Venoms: Venomous Animals and Antivenomous Serum-therapeutics - A. Calmette

The anticoagulant substance in the venoms of Colubridæ and Ancistrodon is precipitable by alcohol, like the coagulant substance in the venoms of Viperidæ and like the neurotoxins, from which it is difficult to separate them. The separation can nevertheless be effected by the aid of heat, if we make use of certain venoms that are particularly resistant to high temperatures, such as those of the Cobra or the Krait. These latter venoms, when heated for one hour at 70° C., cease to be anticoagulant, and preserve their toxicity unimpaired. It is, however, impossible to suppress the toxicity without at the same time destroying the anticoagulant substance.

Antivenomous serum completely protects citrate- or chloridate-plasmas against the anticoagulant action of venoms. It is sufficient to mix ½ c.c. of 4 per cent. saline antivenomous serum with 1 c.c. of 4 per cent. saline plasma to ensure that the subsequent addition of 1 milligramme of Cobra-venom to this mixture remains without effect upon the coagulability of the latter. If, after a contact of two hours or more, 2 c.c. of distilled water be added, coagulation is produced just as in saline plasma without venom.

B.—Effects of Venom upon the Red Corpuscles.

(1) Hæmolysis.—The hæmolytic properties of venoms, that is to say, their faculty of dissolving the red corpuscles, have been the subject of very important researches on the part of a number of investigators during the last few years (W. Stephens,[45] Flexner and Noguchi,[46] Calmette,[47] Phisalix,[48] Preston Kyes and Hans Sachs,[49] Noc[50]).

The different venoms are all hæmolytic, but in very variable doses. It is possible to make a very precise comparative study of them from this special point of view by taking as a base for each venom, as was done by Noc, the unital dose of 1 milligramme (or one-tenth of a cubic centimetre of a 1 per cent. solution freshly prepared and not filtered, the filtration through porcelain retaining an appreciable part of the active substance), and noting the time strictly necessary for this dose of 1 milligramme to dissolve completely, in vitro, 1 c.c. of a 5 per cent. dilution of red corpuscles of the horse in physiological saline solution.

It is very important, before allowing the venom to act on the red corpuscles, to first wash the latter by means of several successive centrifugings with 8 per 1,000 physiological saline solution.

It is also better to choose the corpuscles of the horse in preference to those of other species of animals, since they exhibit a nearly constant mean sensitivity. The corpuscles of the ox, goat, sheep, and rabbit are less sensitive. Those of man, the guinea-pig, and the rat, on the contrary, are more so.

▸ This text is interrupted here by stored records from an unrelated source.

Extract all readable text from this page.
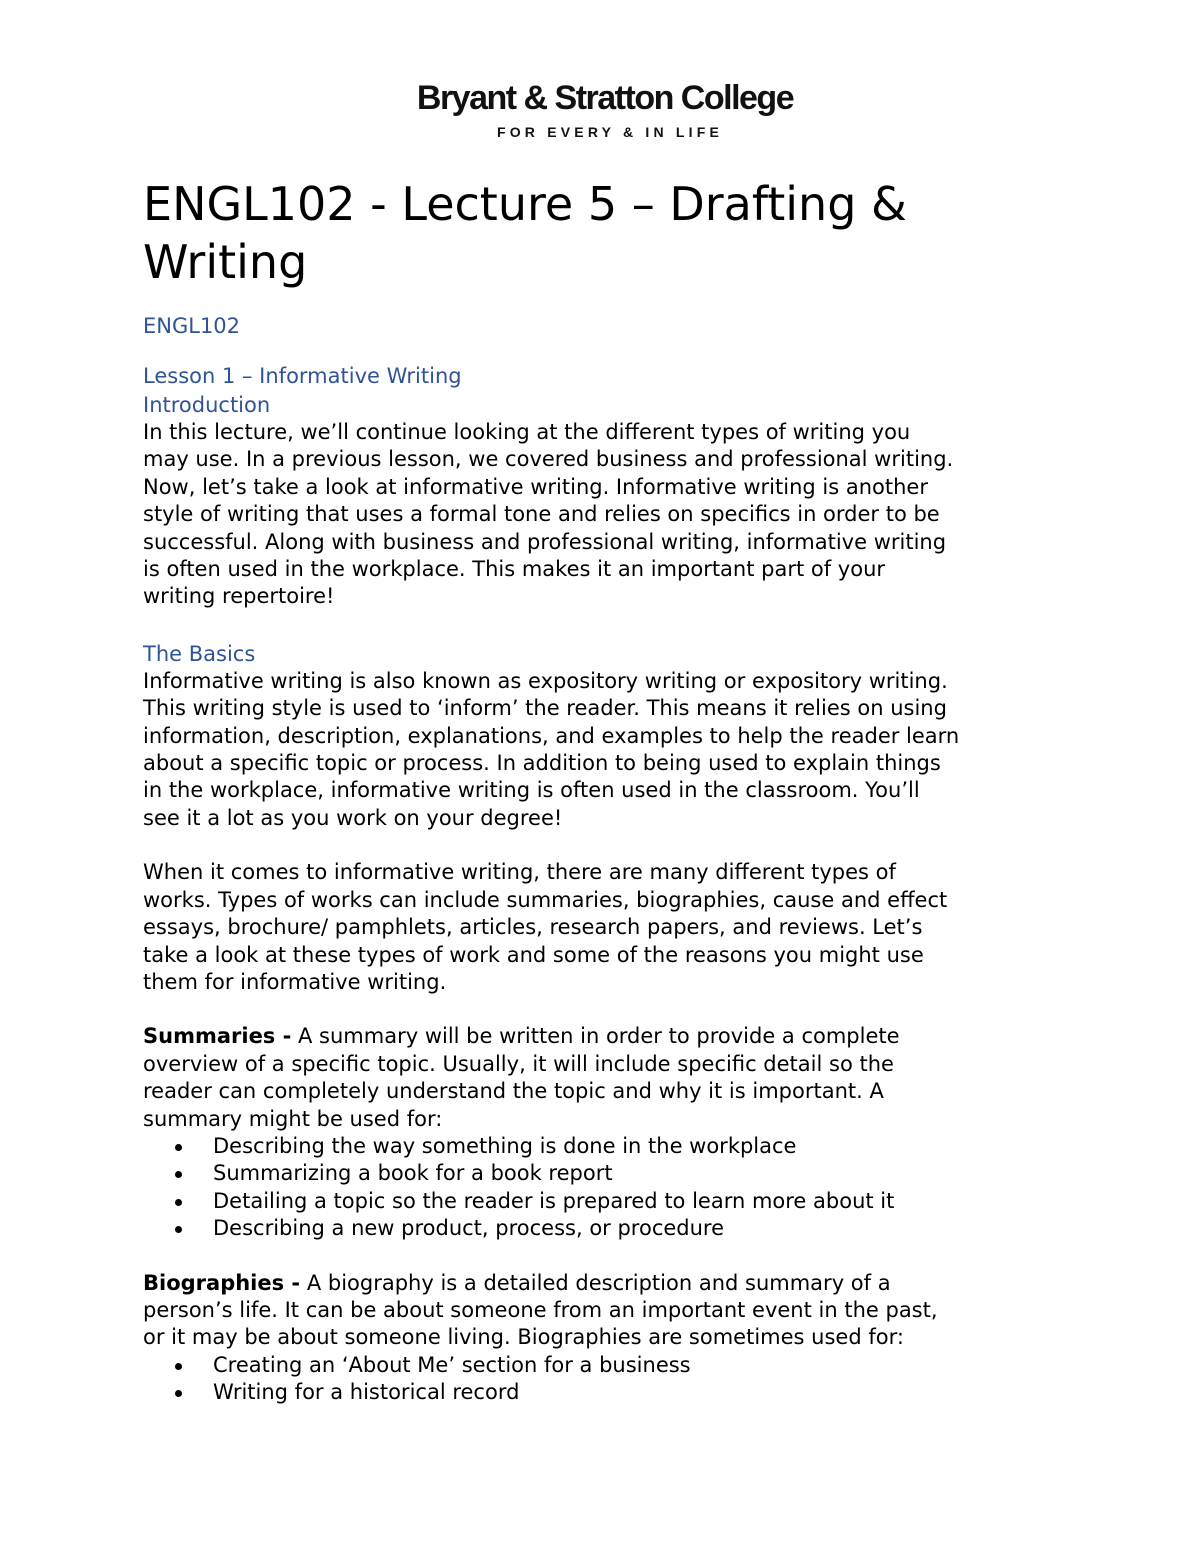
Bryant & Stratton College
FOR EVERY & IN LIFE
ENGL102 - Lecture 5 – Drafting &
Writing
ENGL102
Lesson 1 – Informative Writing
Introduction

In this lecture, we’ll continue looking at the different types of writing you

may use. In a previous lesson, we covered business and professional writing.

Now, let’s take a look at informative writing. Informative writing is another

style of writing that uses a formal tone and relies on specifics in order to be

successful. Along with business and professional writing, informative writing

is often used in the workplace. This makes it an important part of your

writing repertoire!

The Basics

Informative writing is also known as expository writing or expository writing.

This writing style is used to ‘inform’ the reader. This means it relies on using

information, description, explanations, and examples to help the reader learn

about a specific topic or process. In addition to being used to explain things

in the workplace, informative writing is often used in the classroom. You’ll

see it a lot as you work on your degree!

When it comes to informative writing, there are many different types of

works. Types of works can include summaries, biographies, cause and effect

essays, brochure/ pamphlets, articles, research papers, and reviews. Let’s

take a look at these types of work and some of the reasons you might use

them for informative writing.

Summaries - A summary will be written in order to provide a complete

overview of a specific topic. Usually, it will include specific detail so the

reader can completely understand the topic and why it is important. A

summary might be used for:

Describing the way something is done in the workplace
Summarizing a book for a book report
Detailing a topic so the reader is prepared to learn more about it
Describing a new product, process, or procedure

Biographies - A biography is a detailed description and summary of a

person’s life. It can be about someone from an important event in the past,

or it may be about someone living. Biographies are sometimes used for:

Creating an ‘About Me’ section for a business
Writing for a historical record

On experimenting with washed corpuscles, it is found that venom alone is incapable of dissolving them. In order that dissolution may take place, we are obliged to add to the mixture either a small quantity of normal horse-serum, preferably heated, and, consequently, deprived of alexin (Calmette), or ½ c.c. of a 1 in 10,000 solution of lecithin in physiological saline water (P. Kyes).

Venom, therefore, is capable of hæmolysing red corpuscles only when it is quickened, either by heated normal serum, or by lecithin. The solution of lecithin employed for this purpose should be prepared by dissolving 1 gramme of lecithin in 100 grammes of pure methylic alcohol. Taking 1 c.c. of this dilution we add it to 9 c.c. of 8 in 1,000 saline solution, and make a second dilution of 1 c.c. of the foregoing mixture in 9 c.c. of saline water. This latter dilution of 1 in 10,000 is utilised as the reagent.

Let us now see how the serum or lecithin acts. It has been shown by P. Kyes that with either of these substances the mechanism of the hæmolytic action is the same, for the serum quickens the venom only through the agency of the free lecithin it contains. The lecithin takes part in the reaction by combining with the venom to form a hæmolysing lecithide more resistant to heat than its two components, for it may be heated for several hours at a temperature of 100° C., without the loss of any of its properties.